The new funding will “allow for critical enhancements in the historically-neglected perimeter of the park along Flatbush Avenue,” said the Borough President, “allowing residents of Crown Heights and Prospect-Lefferts Gardens dramatically improved access to the many resources available in the park.”
Eight city parks, including Prospect Park, have been awarded funding to transform park perimeters and enhance public accessibility via Parks Without Borders. Winning parks were selected with public input; the City said it received over 6,000 suggestions for improving 691 different parks last winter.
Parks Without Borders is part of Mayor de Blasio’s OneNYC initiative. The City has dedicated $50 million to the program, $10 million of which has already been allocated to parks throughout the city, with another $40 million determined through the public input process, the Prospect Park Alliance said.
The new Parks Without Borders grant will build upon additional funding from the City Council and Borough President’s office to restore Prospect Park’s Flatbush Avenue sidewalk and make other improvements to its eastern side.

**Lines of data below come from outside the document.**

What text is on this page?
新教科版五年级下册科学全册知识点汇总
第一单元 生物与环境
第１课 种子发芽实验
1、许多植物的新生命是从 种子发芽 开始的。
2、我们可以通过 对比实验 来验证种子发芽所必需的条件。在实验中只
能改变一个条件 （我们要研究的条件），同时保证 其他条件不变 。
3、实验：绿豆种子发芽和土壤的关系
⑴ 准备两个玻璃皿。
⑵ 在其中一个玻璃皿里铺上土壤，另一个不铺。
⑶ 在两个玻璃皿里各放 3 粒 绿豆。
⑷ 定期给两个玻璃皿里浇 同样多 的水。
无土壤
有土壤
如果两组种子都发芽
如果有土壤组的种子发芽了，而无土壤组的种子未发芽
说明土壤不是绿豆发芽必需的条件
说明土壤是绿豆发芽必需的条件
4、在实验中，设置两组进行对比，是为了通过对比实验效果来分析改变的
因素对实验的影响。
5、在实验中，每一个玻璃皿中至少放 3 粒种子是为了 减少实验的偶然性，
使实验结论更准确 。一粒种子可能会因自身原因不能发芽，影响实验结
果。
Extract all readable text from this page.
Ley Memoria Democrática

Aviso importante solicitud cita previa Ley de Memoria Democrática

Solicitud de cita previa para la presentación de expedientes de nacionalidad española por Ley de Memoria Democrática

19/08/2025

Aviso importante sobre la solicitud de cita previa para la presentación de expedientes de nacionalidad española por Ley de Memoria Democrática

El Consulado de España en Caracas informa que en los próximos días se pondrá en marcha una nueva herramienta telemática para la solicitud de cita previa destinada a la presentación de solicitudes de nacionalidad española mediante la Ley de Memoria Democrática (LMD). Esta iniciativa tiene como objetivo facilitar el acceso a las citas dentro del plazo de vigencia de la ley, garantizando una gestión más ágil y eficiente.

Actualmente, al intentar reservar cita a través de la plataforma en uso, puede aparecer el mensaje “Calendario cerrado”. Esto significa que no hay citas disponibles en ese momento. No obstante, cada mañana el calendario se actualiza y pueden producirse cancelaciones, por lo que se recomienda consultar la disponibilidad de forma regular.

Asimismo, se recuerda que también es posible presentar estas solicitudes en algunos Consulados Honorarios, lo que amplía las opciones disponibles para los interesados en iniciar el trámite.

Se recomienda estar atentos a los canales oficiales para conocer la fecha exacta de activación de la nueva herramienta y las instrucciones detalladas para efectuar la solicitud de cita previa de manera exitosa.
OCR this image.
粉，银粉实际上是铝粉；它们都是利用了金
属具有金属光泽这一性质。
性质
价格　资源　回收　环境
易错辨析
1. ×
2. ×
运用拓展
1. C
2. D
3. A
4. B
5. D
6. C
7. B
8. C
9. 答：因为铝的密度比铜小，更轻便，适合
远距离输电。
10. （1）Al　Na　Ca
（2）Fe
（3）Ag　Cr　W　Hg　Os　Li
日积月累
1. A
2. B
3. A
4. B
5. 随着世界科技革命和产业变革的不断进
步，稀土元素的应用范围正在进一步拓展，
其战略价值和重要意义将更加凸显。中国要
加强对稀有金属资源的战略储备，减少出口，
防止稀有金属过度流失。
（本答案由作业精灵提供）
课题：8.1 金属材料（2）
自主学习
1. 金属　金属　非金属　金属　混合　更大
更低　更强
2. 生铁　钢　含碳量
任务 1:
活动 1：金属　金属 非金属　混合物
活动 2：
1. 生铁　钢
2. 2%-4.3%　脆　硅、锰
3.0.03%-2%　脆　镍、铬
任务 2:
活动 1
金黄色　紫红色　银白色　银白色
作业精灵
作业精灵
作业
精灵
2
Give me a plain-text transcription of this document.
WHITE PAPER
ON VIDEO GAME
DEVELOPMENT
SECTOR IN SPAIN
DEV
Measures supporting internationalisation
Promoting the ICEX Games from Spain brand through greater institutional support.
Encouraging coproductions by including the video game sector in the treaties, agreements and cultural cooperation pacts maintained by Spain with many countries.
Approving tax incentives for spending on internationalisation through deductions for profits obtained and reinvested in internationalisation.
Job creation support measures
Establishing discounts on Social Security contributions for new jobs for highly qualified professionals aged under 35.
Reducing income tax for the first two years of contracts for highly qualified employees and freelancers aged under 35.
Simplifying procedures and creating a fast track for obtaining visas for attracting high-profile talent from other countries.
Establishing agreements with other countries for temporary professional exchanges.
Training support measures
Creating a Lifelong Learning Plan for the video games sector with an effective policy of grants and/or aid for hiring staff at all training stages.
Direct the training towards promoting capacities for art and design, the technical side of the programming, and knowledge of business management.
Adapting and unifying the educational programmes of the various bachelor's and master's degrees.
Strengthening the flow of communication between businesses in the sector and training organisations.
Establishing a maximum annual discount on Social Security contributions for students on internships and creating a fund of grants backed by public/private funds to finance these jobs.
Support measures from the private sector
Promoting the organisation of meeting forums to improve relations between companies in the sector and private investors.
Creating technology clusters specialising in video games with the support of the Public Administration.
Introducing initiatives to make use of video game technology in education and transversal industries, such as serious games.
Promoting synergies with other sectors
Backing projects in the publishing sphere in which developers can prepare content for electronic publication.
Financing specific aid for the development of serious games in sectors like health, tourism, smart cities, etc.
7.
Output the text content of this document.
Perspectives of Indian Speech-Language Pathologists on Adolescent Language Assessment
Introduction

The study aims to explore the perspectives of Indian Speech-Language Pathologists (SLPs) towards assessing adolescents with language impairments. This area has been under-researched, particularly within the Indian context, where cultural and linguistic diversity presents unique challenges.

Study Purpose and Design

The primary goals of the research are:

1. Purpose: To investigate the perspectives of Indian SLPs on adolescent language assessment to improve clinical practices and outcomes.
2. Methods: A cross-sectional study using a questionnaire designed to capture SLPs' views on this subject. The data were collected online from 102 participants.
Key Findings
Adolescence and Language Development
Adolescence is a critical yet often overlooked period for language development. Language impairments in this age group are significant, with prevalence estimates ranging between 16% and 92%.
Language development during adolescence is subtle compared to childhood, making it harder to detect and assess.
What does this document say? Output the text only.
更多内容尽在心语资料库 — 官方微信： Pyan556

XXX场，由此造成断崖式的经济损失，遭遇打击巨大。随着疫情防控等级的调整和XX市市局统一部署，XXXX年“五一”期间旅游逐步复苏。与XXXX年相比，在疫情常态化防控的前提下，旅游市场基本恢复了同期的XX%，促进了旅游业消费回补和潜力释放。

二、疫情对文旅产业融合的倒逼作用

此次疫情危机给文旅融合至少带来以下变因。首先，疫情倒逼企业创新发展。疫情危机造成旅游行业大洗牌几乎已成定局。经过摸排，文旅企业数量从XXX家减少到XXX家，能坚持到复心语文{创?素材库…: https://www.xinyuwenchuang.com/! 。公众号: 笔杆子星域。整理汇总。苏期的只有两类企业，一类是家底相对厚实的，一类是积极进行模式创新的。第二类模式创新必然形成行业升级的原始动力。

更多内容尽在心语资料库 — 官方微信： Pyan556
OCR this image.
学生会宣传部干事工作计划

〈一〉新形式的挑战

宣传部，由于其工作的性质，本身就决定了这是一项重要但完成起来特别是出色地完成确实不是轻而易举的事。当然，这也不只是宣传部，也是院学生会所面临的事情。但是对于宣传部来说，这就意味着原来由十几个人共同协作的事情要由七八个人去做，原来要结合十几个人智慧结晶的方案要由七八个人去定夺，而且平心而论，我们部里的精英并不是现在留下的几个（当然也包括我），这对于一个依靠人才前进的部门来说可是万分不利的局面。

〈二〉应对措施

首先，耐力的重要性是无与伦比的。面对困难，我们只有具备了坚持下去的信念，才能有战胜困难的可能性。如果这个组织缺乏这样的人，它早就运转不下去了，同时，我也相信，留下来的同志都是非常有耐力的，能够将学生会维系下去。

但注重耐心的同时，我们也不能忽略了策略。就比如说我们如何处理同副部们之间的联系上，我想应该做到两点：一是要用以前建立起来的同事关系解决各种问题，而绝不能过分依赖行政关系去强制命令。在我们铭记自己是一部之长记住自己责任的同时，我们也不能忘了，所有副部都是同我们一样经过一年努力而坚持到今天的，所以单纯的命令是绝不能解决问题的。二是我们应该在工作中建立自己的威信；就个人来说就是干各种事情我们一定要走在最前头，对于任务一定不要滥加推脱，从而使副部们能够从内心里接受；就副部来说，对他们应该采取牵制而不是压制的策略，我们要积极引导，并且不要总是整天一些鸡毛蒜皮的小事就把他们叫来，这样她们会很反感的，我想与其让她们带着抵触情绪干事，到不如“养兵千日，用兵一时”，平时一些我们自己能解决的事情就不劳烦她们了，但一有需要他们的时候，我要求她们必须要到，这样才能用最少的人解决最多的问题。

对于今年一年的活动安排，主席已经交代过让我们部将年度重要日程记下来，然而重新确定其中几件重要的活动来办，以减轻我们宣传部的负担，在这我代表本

The Park’s Flatbush Avenue sidewalk, between Grand Army Plaza and the Prospect Park Zoo, will be broadened from 16 to 30 feet by setting the Park’s fencing back, the Alliance said.
Even more intriguing — “an allée of trees will flank the sidewalk, providing shade for pedestrians and restoring this section of the avenue to its original grandeur.”
Traffic Calming Along The Flatbush Avenue Side Of Prospect Park
As part of expanding Prospect Park’s accessibility to communities on its eastern side, Borough President Adams is advocating that the City’s Department of Transportation examine the feasibility of “improved traffic-calming infrastructure” on Flatbush Avenue between Grand Army Plaza and Empire Boulevard.
Numerous residents and stakeholders have spoken out regarding that stretch of Flatbush Avenue, the Borough President said in a statement today, which “serves as a speedway for motor vehicles in an area where there are numerous pedestrians and cultural institutions.”
[Adams has established CROSS (Connecting Residents on Safer Streets) Brooklyn. The initiative uses capital dollars from the BP’s office to invest in sidewalk extensions at “dangerous” intersections across Brooklyn near significant concentrations of senior citizens.]
Adams said there is a need to replicate the “positive impact of similar efforts taken along the Prospect Park West corridor in order to protect bicyclists, motorists, and pedestrians traveling around Crown Heights, Prospect Heights, and Prospect Lefferts-Gardens.”
“This is a stretch of roadway that’s crying out for traffic-calming — a woman was struck and killed by a driver there less than two years ago,” said Eric McClure, executive director of StreetsPAC.
“We took speed readings there just this past Friday evening, during rush hour, and found that drivers were averaging 38.8 miles per hour, more than 50 percent above the legal New York City speed limit, with a top speed of an expressway-like 66 MPH,” McClure stated.
The long-term goal, Adams said, should be to “advance street safety around the full perimeter of Prospect Park as well as to improve the quality of life along its eastern border.”